US For-Profit Health Care Industry is Always Innovating New Ways to Steal Your Money
by Jon Walker
The New York Times offers yet another example of the ongoing problem of consumer protection whac-a-mole. While the Affordable Care Act was meant to offer at least some limits on what people pay for preventive care and out-of-pocket spending, the health care industry is finding clever new fees that might not be cover. From the NYT:
As insurers ratchet down payments to physicians and hospitals, these providers are pushing back with a host of new charges: Ophthalmologists are increasingly levying separate “refraction fees” to assess vision acuity. Orthopedic clinics impose fees to put an arm in a cast or provide a splint, in addition to the usual bill for the office visit. On maternity wards, new mothers pay for a lactationconsultant. An emergency room charges an “activation fee” in addition to its facility charges. Psychologists who have agreed to an insurer’s negotiated rate for neuropsychological testing bill patients an additional $2,000 for an “administration charge.”

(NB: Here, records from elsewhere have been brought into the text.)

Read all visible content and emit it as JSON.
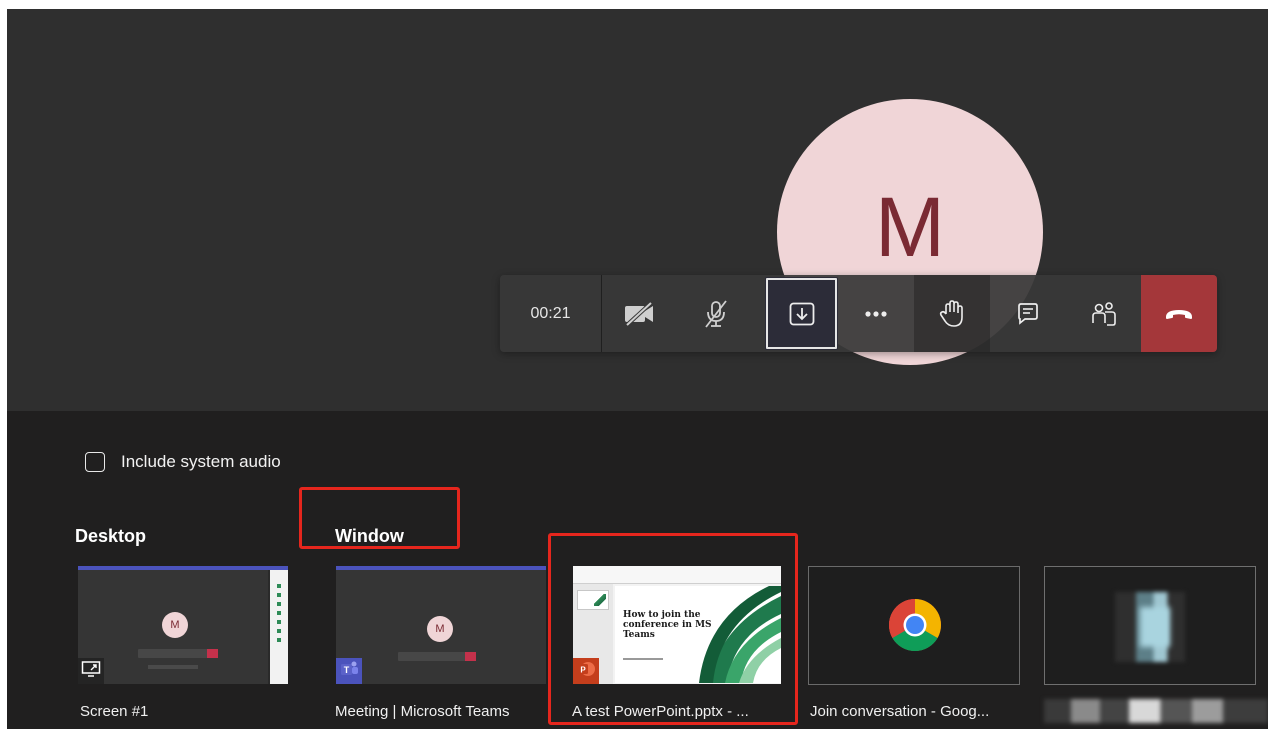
{
  "meeting": {
    "participant_initial": "M",
    "avatar_color": "#f0d5d7",
    "initial_color": "#7a2a33"
  },
  "controls": {
    "timer": "00:21",
    "buttons": [
      {
        "name": "camera-off",
        "icon": "video-off-icon"
      },
      {
        "name": "mic-off",
        "icon": "mic-off-icon"
      },
      {
        "name": "share-tray",
        "icon": "share-screen-icon",
        "active": true
      },
      {
        "name": "more-actions",
        "icon": "more-icon"
      },
      {
        "name": "raise-hand",
        "icon": "hand-icon"
      },
      {
        "name": "chat",
        "icon": "chat-icon"
      },
      {
        "name": "participants",
        "icon": "people-icon"
      },
      {
        "name": "hang-up",
        "icon": "phone-hangup-icon",
        "color": "#a4373a"
      }
    ]
  },
  "share_tray": {
    "include_audio_label": "Include system audio",
    "include_audio_checked": false,
    "sections": {
      "desktop": "Desktop",
      "window": "Window"
    },
    "items": [
      {
        "label": "Screen #1",
        "type": "desktop"
      },
      {
        "label": "Meeting | Microsoft Teams",
        "type": "window",
        "mini_initial": "M"
      },
      {
        "label": "A test PowerPoint.pptx - ...",
        "type": "window",
        "slide_title": "How to join the conference in MS Teams"
      },
      {
        "label": "Join conversation - Goog...",
        "type": "window"
      },
      {
        "label": "",
        "type": "window"
      }
    ],
    "highlight_color": "#e5261d"
  }
}
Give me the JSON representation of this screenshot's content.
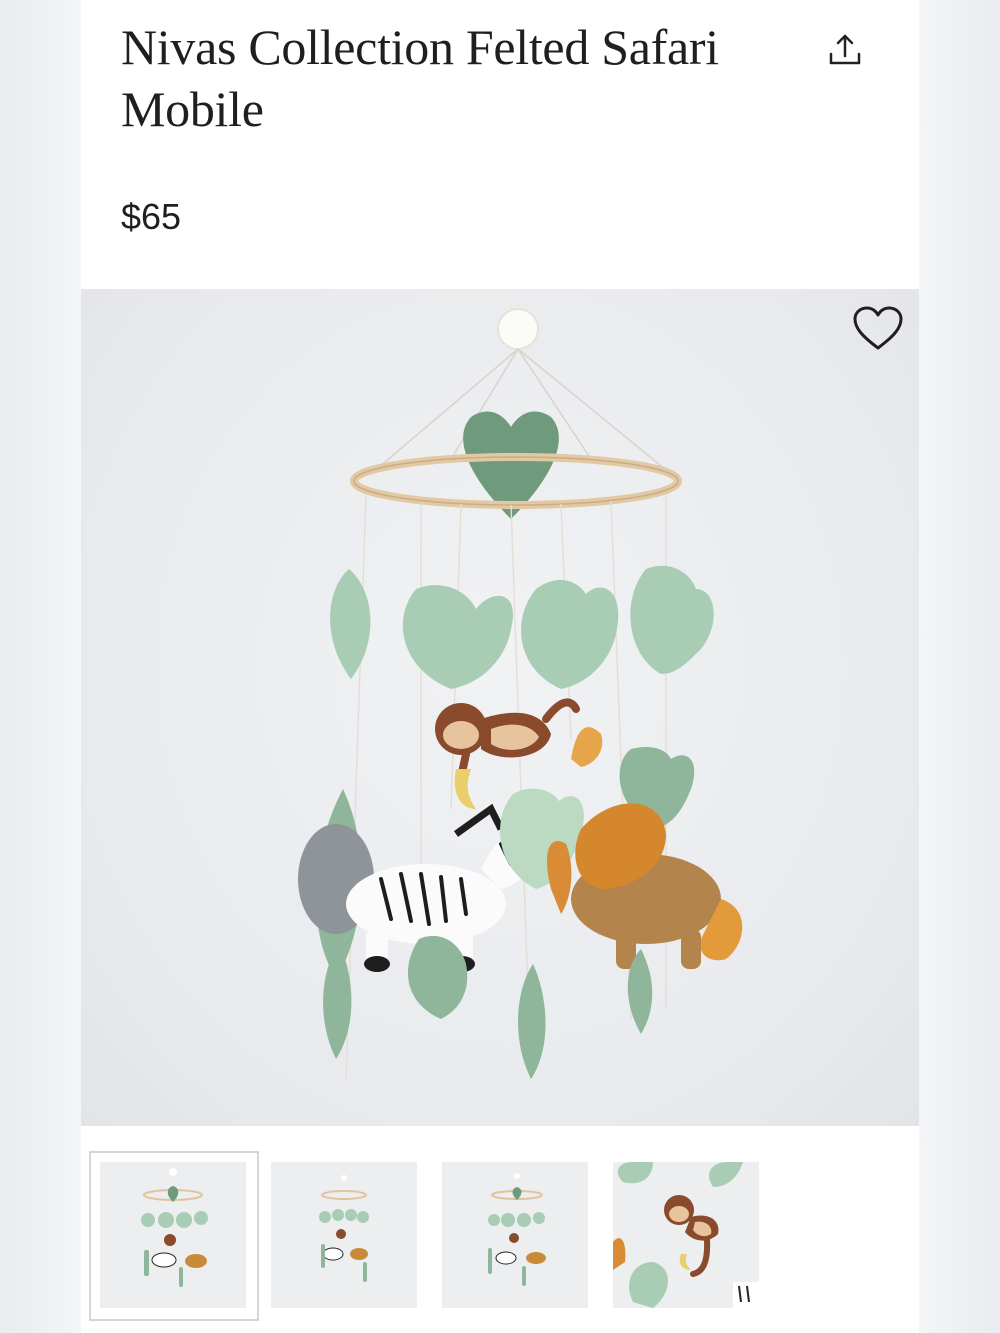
{
  "product": {
    "title": "Nivas Collection Felted Safari Mobile",
    "price": "$65"
  },
  "icons": {
    "share": "share-upload-icon",
    "favorite": "heart-outline-icon"
  },
  "gallery": {
    "thumbnails": [
      {
        "name": "thumbnail-1",
        "selected": true
      },
      {
        "name": "thumbnail-2",
        "selected": false
      },
      {
        "name": "thumbnail-3",
        "selected": false
      },
      {
        "name": "thumbnail-4",
        "selected": false
      }
    ]
  },
  "colors": {
    "leaf_light": "#a9ccb4",
    "leaf_dark": "#6f9a7c",
    "hoop": "#e3c9a3",
    "monkey": "#8a4a2c",
    "lion": "#c98a3a",
    "zebra": "#ffffff"
  }
}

Some of these fees may or may not end up being covered by your insurance, may or may not count as part of the in-network care, and may or may not apply to your out-of-pocket limit. This means individuals on the exchanges who often face huge deductibles can see their total spending on an unexpected illness exceed what they calculated even if they tried to be diligent health care consumers.
This is classic whac-a-mole. As soon as one specific problem is banned the industry quickly moves to find a slightly different new loophole to exploit. What is really needed is a broad solution, not a series of popular mallet whacks. There is no way our political system is set up to whack these problems as quickly as they are created.